Many stress models emphasize a “mismatch” between the individual and his or her environment. Both too little and too much stress inhibits learning. Stress is difficult to define because individuals react to it very differently, and a situation that is stressful for
one person may not be for another. Further, stressed individuals vary widely in the effectiveness of their coping. Some college students, when stressed by academic demands, use ineffective mechanisms for coping. They may use “defense avoidance”, for example, avoiding studying and putting off writing assignments. Teachers can help such students develop more effective mechanisms for coping through “stress inoculation”-managing their courses so that students have more information about what to expect, giving feedback on their progress, and providing a degree of control over course activities. (Whiteman, 1998).
Feedback is information about current performance that can be used to improve future performance. When given properly, feedback can encourage positive stress that motivates students to action and can discourage the negative stress that inhibits action. Teachers can take specific steps to give effective feedback: (1) helping students know
where they stand, (2) setting up ‘learning hoops”, (3) providing written comments on students work, (4) testing often enough, and (5) arranging personal meetings to discuss students’ work. Having a personal sense of control is an important factor in reducing stress. When students do not know what to expect in their courses, they feel out of
control. Teachers can help students have a greater sense of control by using requests rather than commands, giving students choices in course requirements, explaining assignments so students know their purpose, involving students in the design of examinations, and soliciting and using feedback from students to improve courses and teaching. College teachers who can effectively use feedback and control in their classroom to create a climate ripe for learning. Students are relaxed but motivated to
learn when they have an instructor who provides direction and feedback and who is willing to accept it in return. (Gaff, 1998).

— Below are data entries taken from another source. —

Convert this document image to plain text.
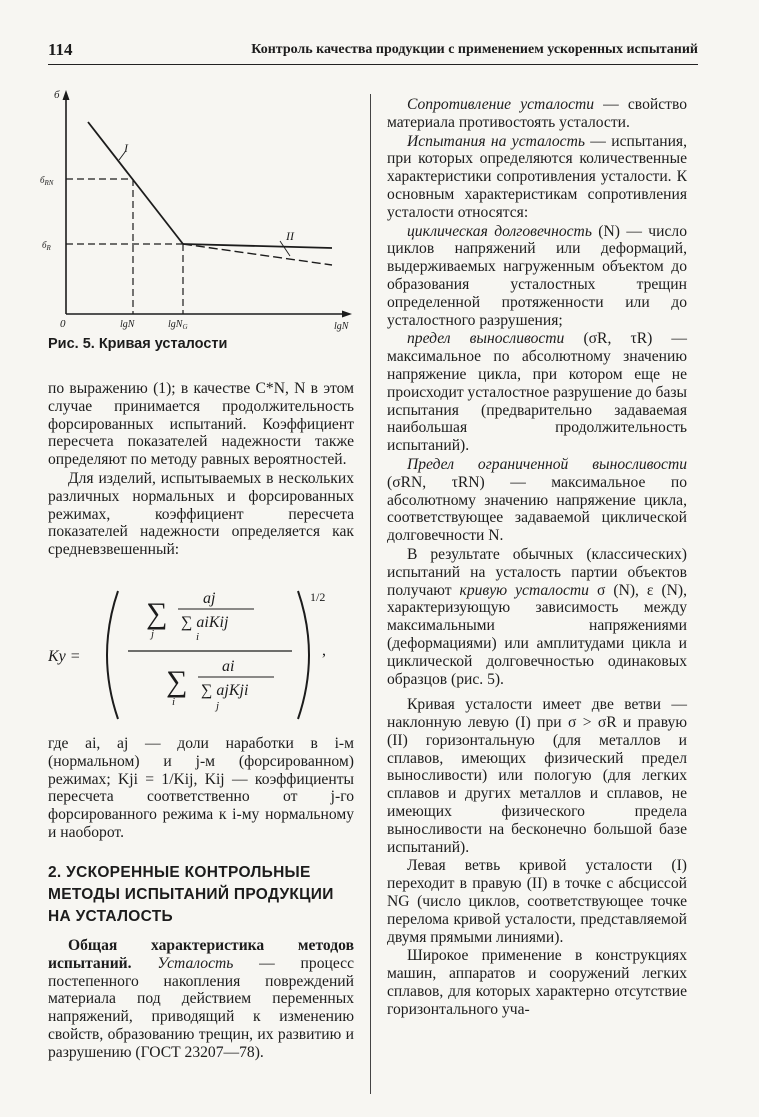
114	Контроль качества продукции с применением ускоренных испытаний
б
$б_{RN}$
$б_R$
0	lgN	lgN$_G$	lgN
I
II
Рис. 5. Кривая усталости

по выражению (1); в качестве C*N, N в этом случае принимается продолжительность форсированных испытаний. Коэффициент пересчета показателей надежности также определяют по методу равных вероятностей.

Для изделий, испытываемых в нескольких различных нормальных и форсированных режимах, коэффициент пересчета показателей надежности определяется как средневзвешенный:

Kу =
1/2
,
∑
j
aj
∑ aiKij
i
∑
i
ai
∑ ajKji
j

где ai, aj — доли наработки в i-м (нормальном) и j-м (форсированном) режимах; Kji = 1/Kij, Kij — коэффициенты пересчета соответственно от j-го форсированного режима к i-му нормальному и наоборот.

2. УСКОРЕННЫЕ КОНТРОЛЬНЫЕ МЕТОДЫ ИСПЫТАНИЙ ПРОДУКЦИИ НА УСТАЛОСТЬ

Общая характеристика методов испытаний. Усталость — процесс постепенного накопления повреждений материала под действием переменных напряжений, приводящий к изменению свойств, образованию трещин, их развитию и разрушению (ГОСТ 23207—78).

Сопротивление усталости — свойство материала противостоять усталости.

Испытания на усталость — испытания, при которых определяются количественные характеристики сопротивления усталости. К основным характеристикам сопротивления усталости относятся:

циклическая долговечность (N) — число циклов напряжений или деформаций, выдерживаемых нагруженным объектом до образования усталостных трещин определенной протяженности или до усталостного разрушения;

предел выносливости (σR, τR) — максимальное по абсолютному значению напряжение цикла, при котором еще не происходит усталостное разрушение до базы испытания (предварительно задаваемая наибольшая продолжительность испытаний).

Предел ограниченной выносливости (σRN, τRN) — максимальное по абсолютному значению напряжение цикла, соответствующее задаваемой циклической долговечности N.

В результате обычных (классических) испытаний на усталость партии объектов получают кривую усталости σ (N), ε (N), характеризующую зависимость между максимальными напряжениями (деформациями) или амплитудами цикла и циклической долговечностью одинаковых образцов (рис. 5).

Кривая усталости имеет две ветви — наклонную левую (I) при σ > σR и правую (II) горизонтальную (для металлов и сплавов, имеющих физический предел выносливости) или пологую (для легких сплавов и других металлов и сплавов, не имеющих физического предела выносливости на бесконечно большой базе испытаний).

Левая ветвь кривой усталости (I) переходит в правую (II) в точке с абсциссой NG (число циклов, соответствующее точке перелома кривой усталости, представляемой двумя прямыми линиями).

Широкое применение в конструкциях машин, аппаратов и сооружений легких сплавов, для которых характерно отсутствие горизонтального уча-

Studies of college teaching support the view that the frequency and quality of teachers’ contact with students, inside and outside the classroom, affect students involvement in there own learning. Positive teacher-student relations have been linked to students’ satisfaction with college, their educational aspirations, and their academic achievement. And when students perceive their teachers as partners in the educational process, they are more likely to take on new and difficult tasks. To improve their relationships with students and enhance students’ learning, teachers can provide structure at the onset of a course, encourage class participation, get to know students by name, mobilize student tutors and study groups, use appropriate humor and persona stories be “professionally intimate,” be accessible outside class, develop advising skills and be open
to the role of mentor. In general students feel less stress and cope more effectively with stress if they feel they belong to the academic community. Faculty can play a key role in
introducing and welcoming students to that community. (Ericksen, 1984).
While teachers are not therapists, they can be helpful to stressed students. By demonstrating friendly attributes, teachers can become aware when students are stressed and help them cope more effectively.